# Bootstrapping in DQN for Exploration

### Bootstrapping

Suppose we want to study a property $\theta$ of a given population. For this, we have some sample data $D$ such that $|D|=n$. The estimator $\hat{\theta}$ can be calculated over the points in $D$.

Using **bootstrapping**, we can compute confidence bounds on $\hat{\theta}$. To do this, we sample more points from $D$ uniformly with replacement, and create a new sample $D'$. The new sample should represent the original population well, and if we slice up the first and last $c$ percentiles, we could compute $\hat{\theta}$ over the remaining distribution and call it the estimator's value with confidence $c$.

### Bootstrapped DQN for Exploration

Typically, how DQN \cite{mnih2013playing} works is that we randomly explore for some fraction of time, and build up our experience buffer with $(s, a, s', r)$ tuples.
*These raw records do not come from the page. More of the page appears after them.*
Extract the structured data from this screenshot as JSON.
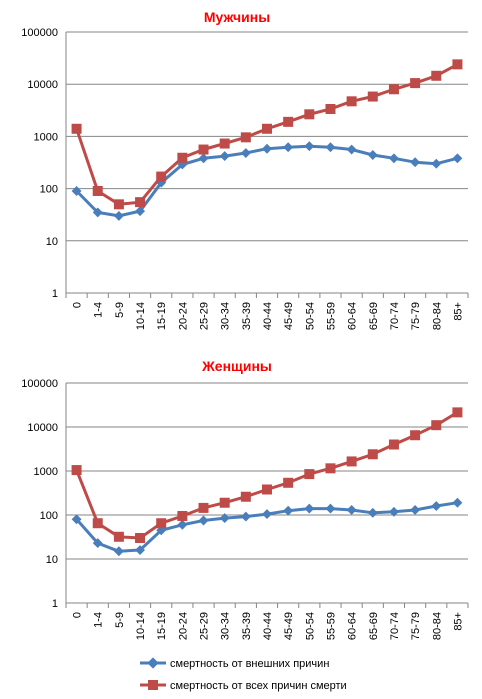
{
  "chart_data": [
    {
      "type": "line",
      "title": "Мужчины",
      "title_color": "#ff0000",
      "yscale": "log",
      "ylim": [
        1,
        100000
      ],
      "y_ticks": [
        "1",
        "10",
        "100",
        "1000",
        "10000",
        "100000"
      ],
      "categories": [
        "0",
        "1-4",
        "5-9",
        "10-14",
        "15-19",
        "20-24",
        "25-29",
        "30-34",
        "35-39",
        "40-44",
        "45-49",
        "50-54",
        "55-59",
        "60-64",
        "65-69",
        "70-74",
        "75-79",
        "80-84",
        "85+"
      ],
      "grid": "horizontal",
      "series": [
        {
          "name": "смертность от внешних причин",
          "color": "#4a7ebb",
          "marker": "diamond",
          "values": [
            90,
            35,
            30,
            37,
            130,
            290,
            380,
            420,
            480,
            580,
            620,
            650,
            620,
            560,
            440,
            380,
            320,
            300,
            380
          ]
        },
        {
          "name": "смертность от всех причин смерти",
          "color": "#be4b48",
          "marker": "square",
          "values": [
            1400,
            90,
            50,
            55,
            170,
            390,
            560,
            730,
            960,
            1400,
            1900,
            2650,
            3350,
            4700,
            5800,
            8000,
            10500,
            14500,
            24000
          ]
        }
      ]
    },
    {
      "type": "line",
      "title": "Женщины",
      "title_color": "#ff0000",
      "yscale": "log",
      "ylim": [
        1,
        100000
      ],
      "y_ticks": [
        "1",
        "10",
        "100",
        "1000",
        "10000",
        "100000"
      ],
      "categories": [
        "0",
        "1-4",
        "5-9",
        "10-14",
        "15-19",
        "20-24",
        "25-29",
        "30-34",
        "35-39",
        "40-44",
        "45-49",
        "50-54",
        "55-59",
        "60-64",
        "65-69",
        "70-74",
        "75-79",
        "80-84",
        "85+"
      ],
      "grid": "horizontal",
      "series": [
        {
          "name": "смертность от внешних причин",
          "color": "#4a7ebb",
          "marker": "diamond",
          "values": [
            80,
            23,
            15,
            16,
            45,
            60,
            75,
            85,
            92,
            105,
            125,
            140,
            140,
            130,
            112,
            118,
            130,
            160,
            190
          ]
        },
        {
          "name": "смертность от всех причин смерти",
          "color": "#be4b48",
          "marker": "square",
          "values": [
            1050,
            65,
            32,
            30,
            65,
            95,
            145,
            190,
            260,
            380,
            540,
            850,
            1150,
            1650,
            2400,
            4000,
            6500,
            11000,
            21500
          ]
        }
      ]
    }
  ],
  "legend": {
    "placement": "bottom",
    "items": [
      {
        "label": "смертность от внешних причин",
        "color": "#4a7ebb",
        "marker": "diamond"
      },
      {
        "label": "смертность от всех причин смерти",
        "color": "#be4b48",
        "marker": "square"
      }
    ]
  }
}
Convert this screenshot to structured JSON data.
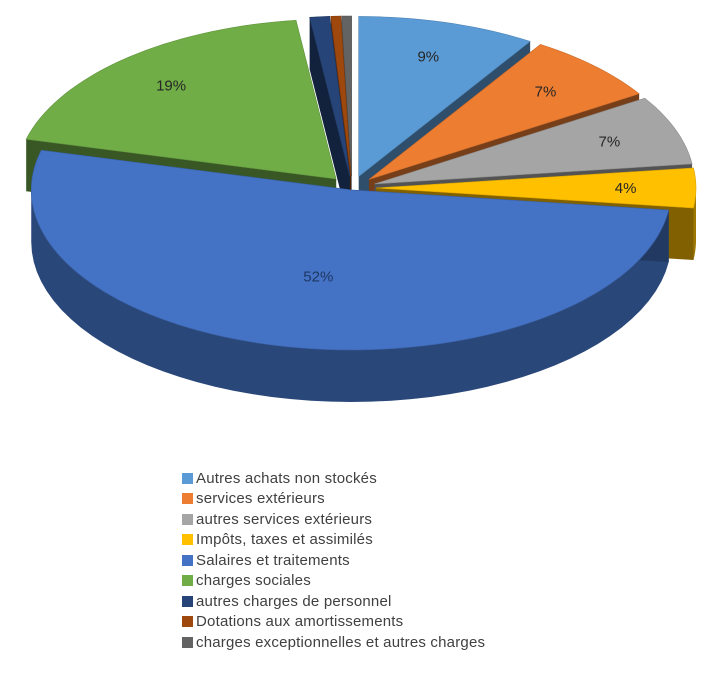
{
  "chart_data": {
    "type": "pie",
    "style": "3d-exploded",
    "legend_position": "bottom",
    "categories": [
      "Autres achats non stockés",
      "services extérieurs",
      "autres services extérieurs",
      "Impôts, taxes et assimilés",
      "Salaires et traitements",
      "charges sociales",
      "autres charges de personnel",
      "Dotations aux amortissements",
      "charges exceptionnelles et autres charges"
    ],
    "values": [
      9,
      7,
      7,
      4,
      52,
      19,
      1,
      0.5,
      0.5
    ],
    "data_labels": [
      "9%",
      "7%",
      "7%",
      "4%",
      "52%",
      "19%",
      "",
      "",
      ""
    ],
    "colors": [
      "#5B9BD5",
      "#ED7D31",
      "#A5A5A5",
      "#FFC000",
      "#4472C4",
      "#70AD47",
      "#264478",
      "#9E480E",
      "#636363"
    ]
  }
}
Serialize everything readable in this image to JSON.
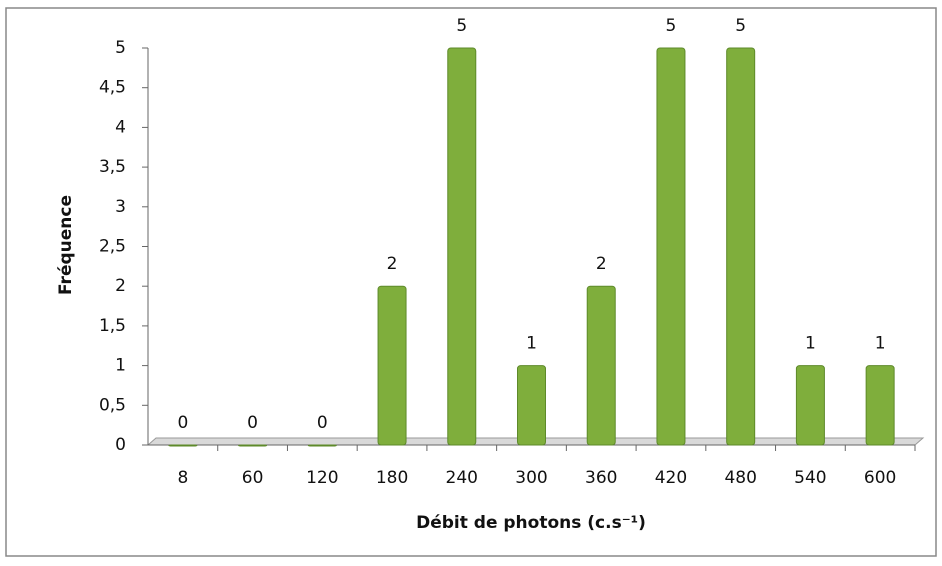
{
  "chart_data": {
    "type": "bar",
    "xlabel": "Débit de photons (c.s⁻¹)",
    "ylabel": "Fréquence",
    "categories": [
      "8",
      "60",
      "120",
      "180",
      "240",
      "300",
      "360",
      "420",
      "480",
      "540",
      "600"
    ],
    "values": [
      0,
      0,
      0,
      2,
      5,
      1,
      2,
      5,
      5,
      1,
      1
    ],
    "color": "#7fae3c",
    "ylim": [
      0,
      5
    ],
    "yticks": [
      0,
      {
        "value": 0.5,
        "label": "0,5"
      },
      1,
      {
        "value": 1.5,
        "label": "1,5"
      },
      2,
      {
        "value": 2.5,
        "label": "2,5"
      },
      3,
      {
        "value": 3.5,
        "label": "3,5"
      },
      4,
      {
        "value": 4.5,
        "label": "4,5"
      },
      5
    ],
    "grid": false
  }
}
In bootstrapped DQN \cite{osband2016deep}, the architecture utilizes multiple $Q$ networks, or heads $(Q_1, Q_2, \cdots Q_K)$ with a common state embedding network:

Whatever strategy we use to explore ($\epsilon$-greedy or Thompson sampling), instead of pushing $(s, a, s', r)$ tuples, we push $(s, a, s', r, m)$ tuples to the experience buffer, where $m$ is a **binary mask vector** of size $K$, such that $m_i$ indicates whether this tuple should be used to train the network $Q_i$ or not.

Note that even though the tuple was generated by a specific $Q$ network, it would be used by multiple $Q$ networks for training. Thus, bootstrapped DQN constructs different approximations to the posterior $Q^* $ with the same initial data.

The diversity of approximations means that these heads start out trying random actions (because of diverse random initial $Q _ k$), but when some head finds a good state and generalizes to it, some (but not all) of the heads will learn from it, because of the bootstrapping. Eventually, other heads will either find other good states or end up learning the best good states found by the other heads. So, the architecture explores well and once a head achieves the optimal policy, eventually, all heads achieve the policy.